Published: Jul 2, 2008

Description:

Filled with adventure and danger, intrigue and romance, this thrilling new fantasy from Sarah Hoyt follows the quest for a rare treasure—by a man of rare breed—in a magical Victorian British Empire that never was….

British gentleman and were-dragon Peter Farewell has embarked on a daunting task: to recover the Soul of Fire, a magical ruby said to lie at the heart of British-controlled India. But finding one stone in the heart of a land simmering on the cusp of rebellion, and rife with hostile magics, seems an impossible task—until Peter saves the life of a young virgin fleeing a distasteful arranged marriage. For unknown to Sofie Warington, the flawed gem that is all that is left of her dowry is the very one Peter has been seeking. And if Peter can keep her safe from the sinister factions desperate to gain control of both Sofie and her dowry, he will find more than a jewel; he will find his heart’s destiny.

About the Author

Sarah Hoyt was born in Portugal during the Cuban Missile Crisis. To make life more interesting, she was born severely premature, at the height of winter in an unheated stone house. She survived, and is glad to report that she's still surviving. She now lives in Colorado with one husband, two children and four cats. She likes dogs but can't afford to adopt eight of them.

She writes science fiction and fantasy for a living. She has published books from her Shifter series (Draw One in the Dark), her Musketeers Mysteries series as Sarah D'Almeida (Death of a Musketeer, The Musketeer's Seamstress) and her Shakespearean Fantasy series (Ill Met by Moonlight). She is currently working on her Magical British Empire series, which includes Heart of Light, Soul of Fire and Heart and Soul, to be published by Bantam Spectra.

Excerpt. © Reprinted by permission. All rights reserved.

Maiden in Peril

"Mama, don't make me marry him," Miss Sofie Warington said.

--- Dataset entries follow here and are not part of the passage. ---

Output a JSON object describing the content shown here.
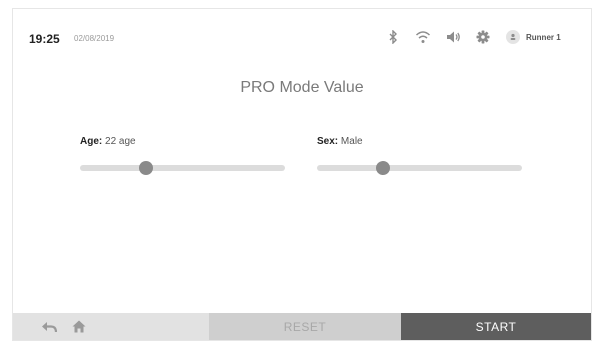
{
  "status": {
    "time": "19:25",
    "date": "02/08/2019",
    "icons": [
      "bluetooth-icon",
      "wifi-icon",
      "volume-icon",
      "gear-icon",
      "user-icon"
    ],
    "user_name": "Runner 1"
  },
  "title": "PRO Mode Value",
  "params": {
    "age": {
      "key": "Age",
      "sep": ":",
      "value": "22 age",
      "level": 0.32
    },
    "sex": {
      "key": "Sex",
      "sep": ":",
      "value": "Male",
      "level": 0.32
    }
  },
  "footer": {
    "reset_label": "RESET",
    "start_label": "START"
  },
  "colors": {
    "start_bg": "#5e5e5e",
    "reset_bg": "#cfcfcf",
    "nav_bg": "#e2e2e2",
    "slider_thumb": "#8a8a8a",
    "slider_track": "#dcdcdc"
  }
}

Seventeen years old, clad in a white dressing gown and clutching a blue muslin dress to her ample bosom—with her hair quite untamed and her expression wild—Miss Warington should not have looked ravishing. But the way her dark hair fell in tumultuous waves to the bottom of her spine, the way tears trembled at the end of the long eyelashes surrounding her dark blue eyes, the way her lips opened to let through her impetuous words would have brought strong men to their knees.

They had less effect on her mother, Lavinia Warington. "Don't be foolish, girl," she said, her voice severe. "What are you doing out of your room? And why are you not dressed?" As she spoke, she skillfully shepherded her daughter up the spacious stairs, carpeted in expensive red velvet that showed wear in discolored, threadbare patches.

Sofie resisted, but it was useless. She felt out of step and like a stranger in this house. She'd been born into it seventeen years ago, and she'd spent her first ten years in its vast, resounding, sun-washed rooms, attended by a native ayah and adored and indulged by her parents' various servants. But at ten, she'd been put aboard a carpetship to London, where for seven years she'd been a pupil in Lady Lodkin's Academy for Young Lady Magic Users.

The summons to return home two weeks ago had overjoyed her. London had never felt like home to her. Too dark, too dank, and people were too ready to sneer at her honey-colored skin—the result of one of her ancestresses' being the Indian mistress of an English officer. She'd felt like a wayfarer in London. And yet, now home proved no home at all.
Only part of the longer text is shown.